Viet Cong
Viet Cong
Grade: A
Viet Cong have a reverence for menace — the particular dynamic of pain and pleasure that they display on their wiry self-titled debut makes this much obvious. Arising from the ashes of the much-missed Women, this Albertan art-rock quartet co-opts agony into songs that are wild, ominous and stunningly gorgeous. In other words, their regrettably inflammatory band name is a lot more Francis Ford Coppola than it is Ken Burns. Viet Cong is their high-energy tour through the war-torn wasteland of modern life.
The album begins with the martial trash can drumming and ghastly screeches of “Newspaper Spoons,” a song appropriately named after William S. Burroughs’ term for the arbitrary moral guidelines that a culture constructs to obscure its obscene and hateful underpinnings. This song reveals the basic elements of the band’s style: needly guitars, muscular drumming, murky production and the monolithic presence of frontman Matt Flegel, whose fondness for the polysyllabic language of bureaucracy acts as a sort of newspaper spoon for otherwise visceral songs. Flegel croons like Bowie at his most detachedly coked-out, with lyrics like “overdeveloped in incompetent ways” or “failed to keep the necessary papers for evacuation.” This way, he can provide a sublimely unfeeling foil for the death-wails and banshee screeches of his bandmates.
But it’s not all texture here. Listen closely, and you’ll find that these songs are overflowing with detail: mathy guitars, melodic basslines and a surprisingly sophisticated sense of harmony for what is essentially an album of moody punk rock.

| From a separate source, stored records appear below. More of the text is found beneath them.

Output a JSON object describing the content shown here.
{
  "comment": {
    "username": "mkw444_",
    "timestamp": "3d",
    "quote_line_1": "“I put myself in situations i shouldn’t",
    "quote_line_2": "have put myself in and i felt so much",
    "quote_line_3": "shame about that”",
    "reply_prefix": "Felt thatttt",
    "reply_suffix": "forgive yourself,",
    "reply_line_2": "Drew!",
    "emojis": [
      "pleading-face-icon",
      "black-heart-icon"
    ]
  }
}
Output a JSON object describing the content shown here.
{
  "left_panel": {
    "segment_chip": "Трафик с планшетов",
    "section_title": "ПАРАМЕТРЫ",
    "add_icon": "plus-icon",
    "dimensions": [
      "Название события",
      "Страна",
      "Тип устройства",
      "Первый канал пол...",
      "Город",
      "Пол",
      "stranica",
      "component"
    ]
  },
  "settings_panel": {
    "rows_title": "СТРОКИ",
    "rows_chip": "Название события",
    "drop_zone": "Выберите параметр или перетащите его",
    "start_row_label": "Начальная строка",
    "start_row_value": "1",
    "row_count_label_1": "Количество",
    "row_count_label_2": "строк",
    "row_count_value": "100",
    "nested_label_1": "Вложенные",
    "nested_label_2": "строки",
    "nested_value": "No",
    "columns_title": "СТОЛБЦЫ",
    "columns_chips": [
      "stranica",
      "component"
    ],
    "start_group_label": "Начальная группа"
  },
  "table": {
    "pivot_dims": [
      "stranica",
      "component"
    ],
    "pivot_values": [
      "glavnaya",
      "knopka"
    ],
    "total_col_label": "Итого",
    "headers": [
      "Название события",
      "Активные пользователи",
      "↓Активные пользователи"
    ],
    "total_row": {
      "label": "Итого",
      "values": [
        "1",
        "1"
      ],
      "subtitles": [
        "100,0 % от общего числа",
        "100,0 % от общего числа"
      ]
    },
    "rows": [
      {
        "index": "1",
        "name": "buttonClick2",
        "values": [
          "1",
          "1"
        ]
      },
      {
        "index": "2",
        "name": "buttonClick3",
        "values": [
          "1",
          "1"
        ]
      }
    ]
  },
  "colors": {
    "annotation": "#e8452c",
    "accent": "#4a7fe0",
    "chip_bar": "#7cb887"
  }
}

The album is also fantastically sequenced. It’s concise, with seven distinct tracks coming in at under 40 minutes. Eerie moments always push toward raucous ones — jammy passages always guarantee pop payoff. These contrasts maintain the momentum and prevent the tracks from blurring together. The ambivalent, droning “March of Progress” breaks into a heavenly section of polyrhythmic guitar in its final minute, but immediately after, the listener’s patience is rewarded by the tetchy, post-punk workout “Bunker Buster.” So beyond the band’s obvious appreciation for eye-widening terror and sub-zero groove, its surprisingly delicate compositions keep the album fresh, play after play.
Then we have the closing track, “Death,” which clocks in at a whopping 11 minutes and 17 seconds, that deserves its own paragraph. Viet Cong make long-form seem effortless here, without resorting to episodic patchwork or extended improvisation. The song is in a state of constant emotional flux — but it never betrays itself — returning to the same motifs at the same breakneck speeds across its entirety. It barrels forward while intelligently maintaining the stakes for its own rage, undeniably the same song throughout — and never losing credit, no matter how many twists and turns it makes.
Women were divisive for how readily they blended dark and light. Every song of theirs, no matter how sunny, felt like it was 30 seconds away from being demolished by atonal bowed guitar or ice shelves of white noise. But with Viet Cong, you can’t easily make the distinction between beautiful and ugly. They make music that is so dark it has to be beautiful. The fury of “Silhouettes” has such certainty that it has to be meaningful; the uncanniness of “Continental Shelf” is so insistent that it has to have a point. Viet Cong is glamorously inky, more like a perfectly polished sphere of obsidian than a gilded lump of coal.